The students also found that 60 percent of Chinatown residents spend more than 30 percent of their income on housing, which, according to the U.S. Department of Housing and Urban Development, is a cost burden.

“Market rate units are out of reach for most Chinatown residents,” said Bob.

New so-called affordable units are unattainable, as well. Using income ranges from the 2011–2015 U.S. Census American Community Survey, and rent prices of affordable apartment units at One Greenway, Bob and Rawding learned that up to $6,156 would be needed annually to subsidize a three-bedroom unit the apartment tower offers.

Bob and Rawding calculated that with 77 parking spaces in R-1, for which Tufts employees pay $270 per month per space, the CCLT would make a minimum of a $20,000 profit annually if they were to collect parking revenue, pay the lease and pay the cost of operating the lot.

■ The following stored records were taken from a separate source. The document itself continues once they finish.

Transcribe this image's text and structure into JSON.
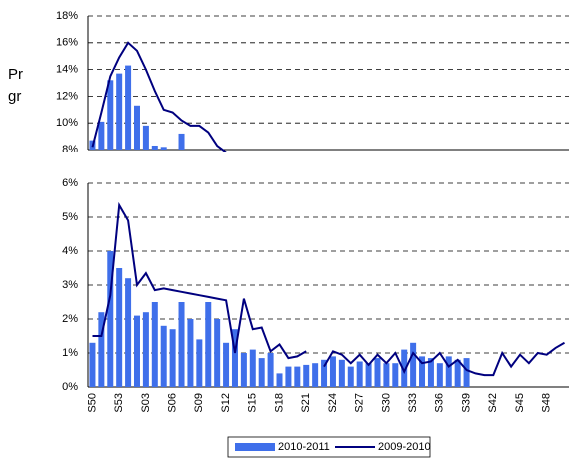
{
  "chart_data": [
    {
      "type": "bar",
      "title_fragments": [
        "Pr",
        "gr"
      ],
      "ylim": [
        8,
        18
      ],
      "yticks": [
        {
          "value": 8,
          "label": "8%"
        },
        {
          "value": 10,
          "label": "10%"
        },
        {
          "value": 12,
          "label": "12%"
        },
        {
          "value": 14,
          "label": "14%"
        },
        {
          "value": 16,
          "label": "16%"
        },
        {
          "value": 18,
          "label": "18%"
        }
      ],
      "grid": true,
      "series": [
        {
          "type": "bar",
          "color": "#3f6fea",
          "values": [
            8.7,
            10.1,
            13.2,
            13.7,
            14.3,
            11.3,
            9.8,
            8.3,
            8.2,
            null,
            9.2,
            null,
            null,
            null,
            null,
            null
          ]
        },
        {
          "type": "line",
          "color": "#00007f",
          "values": [
            8.2,
            10.8,
            13.5,
            14.9,
            16,
            15.4,
            14,
            12.4,
            11,
            10.8,
            10.2,
            9.8,
            9.8,
            9.3,
            8.3,
            7.8
          ]
        }
      ]
    },
    {
      "type": "bar",
      "categories": [
        "S50",
        null,
        null,
        "S53",
        null,
        null,
        "S03",
        null,
        null,
        "S06",
        null,
        null,
        "S09",
        null,
        null,
        "S12",
        null,
        null,
        "S15",
        null,
        null,
        "S18",
        null,
        null,
        "S21",
        null,
        null,
        "S24",
        null,
        null,
        "S27",
        null,
        null,
        "S30",
        null,
        null,
        "S33",
        null,
        null,
        "S36",
        null,
        null,
        "S39",
        null,
        null,
        "S42",
        null,
        null,
        "S45",
        null,
        null,
        "S48",
        null,
        null
      ],
      "ylim": [
        0,
        6
      ],
      "yticks": [
        {
          "value": 0,
          "label": "0%"
        },
        {
          "value": 1,
          "label": "1%"
        },
        {
          "value": 2,
          "label": "2%"
        },
        {
          "value": 3,
          "label": "3%"
        },
        {
          "value": 4,
          "label": "4%"
        },
        {
          "value": 5,
          "label": "5%"
        },
        {
          "value": 6,
          "label": "6%"
        }
      ],
      "grid": true,
      "series": [
        {
          "name": "2010-2011",
          "type": "bar",
          "color": "#3f6fea",
          "values": [
            1.3,
            2.2,
            4.0,
            3.5,
            3.2,
            2.1,
            2.2,
            2.5,
            1.8,
            1.7,
            2.5,
            2.0,
            1.4,
            2.5,
            2.0,
            1.3,
            1.7,
            1.0,
            1.1,
            0.85,
            1.0,
            0.4,
            0.6,
            0.6,
            0.65,
            0.7,
            0.8,
            0.9,
            0.8,
            0.6,
            0.75,
            0.7,
            0.85,
            0.7,
            0.7,
            1.1,
            1.3,
            0.9,
            0.85,
            0.7,
            0.9,
            0.8,
            0.85,
            null,
            null,
            null,
            null,
            null,
            null,
            null,
            null,
            null,
            null,
            null
          ]
        },
        {
          "name": "2009-2010",
          "type": "line",
          "color": "#00007f",
          "values": [
            1.5,
            1.5,
            2.7,
            5.35,
            4.9,
            3.0,
            3.35,
            2.85,
            2.9,
            2.85,
            2.8,
            2.75,
            2.7,
            2.65,
            2.6,
            2.55,
            1.0,
            2.6,
            1.7,
            1.75,
            1.05,
            1.25,
            0.85,
            0.9,
            1.05,
            null,
            0.6,
            1.05,
            0.95,
            0.7,
            0.95,
            0.65,
            0.95,
            0.7,
            1.0,
            0.45,
            1.0,
            0.7,
            0.75,
            1.0,
            0.6,
            0.8,
            0.5,
            0.4,
            0.35,
            0.35,
            1.0,
            0.6,
            0.95,
            0.7,
            1.0,
            0.95,
            1.15,
            1.3
          ]
        }
      ],
      "legend": "bottom"
    }
  ]
}
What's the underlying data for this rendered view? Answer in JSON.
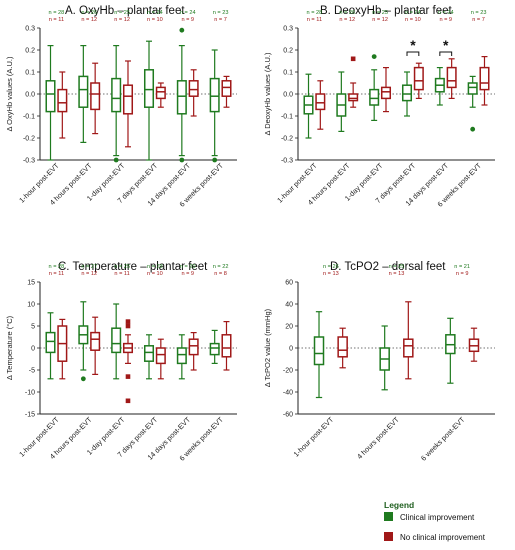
{
  "colors": {
    "clinical": "#1f7a1f",
    "no_clinical": "#a01818"
  },
  "legend": {
    "title": "Legend",
    "items": [
      {
        "label": "Clinical improvement",
        "color": "#1f7a1f"
      },
      {
        "label": "No clinical improvement",
        "color": "#a01818"
      }
    ]
  },
  "chart_data": [
    {
      "type": "box",
      "title": "A. OxyHb – plantar feet",
      "ylabel": "Δ OxyHb values (A.U.)",
      "ylim": [
        -0.3,
        0.3
      ],
      "yticks": [
        -0.3,
        -0.2,
        -0.1,
        0.0,
        0.1,
        0.2,
        0.3
      ],
      "ytick_labels": [
        "-0.3",
        "-0.2",
        "-0.1",
        "0.0",
        "0.1",
        "0.2",
        "0.3"
      ],
      "categories": [
        "1-hour post-EVT",
        "4 hours post-EVT",
        "1-day post-EVT",
        "7 days post-EVT",
        "14 days post-EVT",
        "6 weeks post-EVT"
      ],
      "n_clinical": [
        "n = 28",
        "n = 26",
        "n = 25",
        "n = 24",
        "n = 24",
        "n = 23"
      ],
      "n_no_clinical": [
        "n = 11",
        "n = 12",
        "n = 12",
        "n = 10",
        "n = 9",
        "n = 7"
      ],
      "zero_line": true,
      "series": [
        {
          "name": "Clinical improvement",
          "boxes": [
            {
              "min": -0.3,
              "q1": -0.08,
              "median": 0.0,
              "q3": 0.06,
              "max": 0.22
            },
            {
              "min": -0.22,
              "q1": -0.06,
              "median": 0.02,
              "q3": 0.08,
              "max": 0.22
            },
            {
              "min": -0.28,
              "q1": -0.08,
              "median": -0.02,
              "q3": 0.07,
              "max": 0.22,
              "outliers": [
                -0.3
              ]
            },
            {
              "min": -0.3,
              "q1": -0.06,
              "median": 0.02,
              "q3": 0.11,
              "max": 0.24
            },
            {
              "min": -0.28,
              "q1": -0.09,
              "median": -0.01,
              "q3": 0.06,
              "max": 0.22,
              "outliers": [
                0.29,
                -0.3
              ]
            },
            {
              "min": -0.28,
              "q1": -0.08,
              "median": -0.01,
              "q3": 0.07,
              "max": 0.2,
              "outliers": [
                -0.3
              ]
            }
          ]
        },
        {
          "name": "No clinical improvement",
          "boxes": [
            {
              "min": -0.2,
              "q1": -0.08,
              "median": -0.04,
              "q3": 0.02,
              "max": 0.1
            },
            {
              "min": -0.18,
              "q1": -0.07,
              "median": 0.0,
              "q3": 0.05,
              "max": 0.14
            },
            {
              "min": -0.24,
              "q1": -0.09,
              "median": -0.01,
              "q3": 0.04,
              "max": 0.15
            },
            {
              "min": -0.06,
              "q1": -0.02,
              "median": 0.01,
              "q3": 0.03,
              "max": 0.05
            },
            {
              "min": -0.1,
              "q1": -0.01,
              "median": 0.02,
              "q3": 0.06,
              "max": 0.11
            },
            {
              "min": -0.06,
              "q1": -0.01,
              "median": 0.03,
              "q3": 0.06,
              "max": 0.08
            }
          ]
        }
      ]
    },
    {
      "type": "box",
      "title": "B. DeoxyHb – plantar feet",
      "ylabel": "Δ DeoxyHb values (A.U.)",
      "ylim": [
        -0.3,
        0.3
      ],
      "yticks": [
        -0.3,
        -0.2,
        -0.1,
        0.0,
        0.1,
        0.2,
        0.3
      ],
      "ytick_labels": [
        "-0.3",
        "-0.2",
        "-0.1",
        "0.0",
        "0.1",
        "0.2",
        "0.3"
      ],
      "categories": [
        "1-hour post-EVT",
        "4 hours post-EVT",
        "1-day post-EVT",
        "7 days post-EVT",
        "14 days post-EVT",
        "6 weeks post-EVT"
      ],
      "n_clinical": [
        "n = 28",
        "n = 26",
        "n = 25",
        "n = 24",
        "n = 24",
        "n = 23"
      ],
      "n_no_clinical": [
        "n = 11",
        "n = 12",
        "n = 12",
        "n = 10",
        "n = 9",
        "n = 7"
      ],
      "zero_line": true,
      "significance": [
        {
          "category_index": 3,
          "label": "*"
        },
        {
          "category_index": 4,
          "label": "*"
        }
      ],
      "series": [
        {
          "name": "Clinical improvement",
          "boxes": [
            {
              "min": -0.2,
              "q1": -0.09,
              "median": -0.05,
              "q3": -0.01,
              "max": 0.09
            },
            {
              "min": -0.17,
              "q1": -0.1,
              "median": -0.05,
              "q3": 0.0,
              "max": 0.1
            },
            {
              "min": -0.12,
              "q1": -0.05,
              "median": -0.02,
              "q3": 0.02,
              "max": 0.11,
              "outliers": [
                0.17
              ]
            },
            {
              "min": -0.1,
              "q1": -0.03,
              "median": 0.0,
              "q3": 0.04,
              "max": 0.1
            },
            {
              "min": -0.05,
              "q1": 0.01,
              "median": 0.04,
              "q3": 0.07,
              "max": 0.12
            },
            {
              "min": -0.06,
              "q1": 0.0,
              "median": 0.03,
              "q3": 0.05,
              "max": 0.08,
              "outliers": [
                -0.16
              ]
            }
          ]
        },
        {
          "name": "No clinical improvement",
          "boxes": [
            {
              "min": -0.16,
              "q1": -0.07,
              "median": -0.04,
              "q3": 0.0,
              "max": 0.06
            },
            {
              "min": -0.06,
              "q1": -0.03,
              "median": -0.02,
              "q3": 0.0,
              "max": 0.05,
              "outliers": [
                0.16
              ]
            },
            {
              "min": -0.08,
              "q1": -0.02,
              "median": 0.01,
              "q3": 0.03,
              "max": 0.12
            },
            {
              "min": -0.02,
              "q1": 0.02,
              "median": 0.06,
              "q3": 0.12,
              "max": 0.14
            },
            {
              "min": -0.02,
              "q1": 0.03,
              "median": 0.06,
              "q3": 0.12,
              "max": 0.16
            },
            {
              "min": -0.05,
              "q1": 0.02,
              "median": 0.05,
              "q3": 0.12,
              "max": 0.17
            }
          ]
        }
      ]
    },
    {
      "type": "box",
      "title": "C. Temperature – plantar feet",
      "ylabel": "Δ Temperature (°C)",
      "ylim": [
        -15,
        15
      ],
      "yticks": [
        -15,
        -10,
        -5,
        0,
        5,
        10,
        15
      ],
      "ytick_labels": [
        "-15",
        "-10",
        "-5",
        "0",
        "5",
        "10",
        "15"
      ],
      "categories": [
        "1-hour post-EVT",
        "4 hours post-EVT",
        "1-day post-EVT",
        "7 days post-EVT",
        "14 days post-EVT",
        "6 weeks post-EVT"
      ],
      "n_clinical": [
        "n = 28",
        "n = 27",
        "n = 25",
        "n = 23",
        "n = 20",
        "n = 22"
      ],
      "n_no_clinical": [
        "n = 11",
        "n = 12",
        "n = 11",
        "n = 10",
        "n = 9",
        "n = 8"
      ],
      "zero_line": true,
      "series": [
        {
          "name": "Clinical improvement",
          "boxes": [
            {
              "min": -7,
              "q1": -1,
              "median": 1.5,
              "q3": 3.5,
              "max": 8
            },
            {
              "min": -5,
              "q1": 1,
              "median": 3,
              "q3": 5,
              "max": 10.5,
              "outliers": [
                -7
              ]
            },
            {
              "min": -7,
              "q1": -1,
              "median": 1,
              "q3": 4.5,
              "max": 10
            },
            {
              "min": -7,
              "q1": -3,
              "median": -1,
              "q3": 0.5,
              "max": 3
            },
            {
              "min": -7,
              "q1": -3.5,
              "median": -1.5,
              "q3": 0,
              "max": 3
            },
            {
              "min": -3.5,
              "q1": -1.5,
              "median": 0,
              "q3": 1,
              "max": 4
            }
          ]
        },
        {
          "name": "No clinical improvement",
          "boxes": [
            {
              "min": -7,
              "q1": -3,
              "median": 1,
              "q3": 5,
              "max": 6.5
            },
            {
              "min": -6,
              "q1": -0.5,
              "median": 2,
              "q3": 3.5,
              "max": 7
            },
            {
              "min": -3.5,
              "q1": -1,
              "median": 0,
              "q3": 1,
              "max": 3,
              "outliers": [
                6,
                5,
                -6.5,
                -12
              ]
            },
            {
              "min": -7,
              "q1": -3.5,
              "median": -1.5,
              "q3": 0,
              "max": 2
            },
            {
              "min": -5,
              "q1": -1.5,
              "median": 0.5,
              "q3": 2,
              "max": 3.5
            },
            {
              "min": -5,
              "q1": -2,
              "median": 0,
              "q3": 3,
              "max": 6
            }
          ]
        }
      ]
    },
    {
      "type": "box",
      "title": "D. TcPO2 – dorsal feet",
      "ylabel": "Δ TcPO2 value (mmHg)",
      "ylim": [
        -60,
        60
      ],
      "yticks": [
        -60,
        -40,
        -20,
        0,
        20,
        40,
        60
      ],
      "ytick_labels": [
        "-60",
        "-40",
        "-20",
        "0",
        "20",
        "40",
        "60"
      ],
      "categories": [
        "1-hour post-EVT",
        "4 hours post-EVT",
        "6 weeks post-EVT"
      ],
      "n_clinical": [
        "n = 26",
        "n = 25",
        "n = 21"
      ],
      "n_no_clinical": [
        "n = 13",
        "n = 13",
        "n = 9"
      ],
      "zero_line": true,
      "series": [
        {
          "name": "Clinical improvement",
          "boxes": [
            {
              "min": -45,
              "q1": -15,
              "median": -5,
              "q3": 10,
              "max": 33
            },
            {
              "min": -38,
              "q1": -20,
              "median": -10,
              "q3": 0,
              "max": 20
            },
            {
              "min": -32,
              "q1": -5,
              "median": 3,
              "q3": 12,
              "max": 27
            }
          ]
        },
        {
          "name": "No clinical improvement",
          "boxes": [
            {
              "min": -18,
              "q1": -8,
              "median": -2,
              "q3": 10,
              "max": 18
            },
            {
              "min": -28,
              "q1": -8,
              "median": 2,
              "q3": 8,
              "max": 42
            },
            {
              "min": -12,
              "q1": -3,
              "median": 2,
              "q3": 8,
              "max": 18
            }
          ]
        }
      ]
    }
  ]
}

Lowe said that unless the BPDA lowers its lease rate for parcel R-1, $20,000 wouldn’t be enough to subsidize apartments for residents, “but it could still be a significant amount to create a small anti-displacement fund.”

Longtime Chinatown resident Angela Soo Hoo attended last week’s community meeting, pitching in her thoughts and ideas for the public parcel. She is concerned for the future of the neighborhood because she wants to one day raise her family where she grew up. “I would like to see an indoor recreational space for the winter time,” she said. “And more three-bedroom housing.”

Many former Chinatown residents she once knew have moved out to places like Quincy or Malden to accommodate their growing families. Said Soo Hoo, “There’s lack of space in Chinatown.”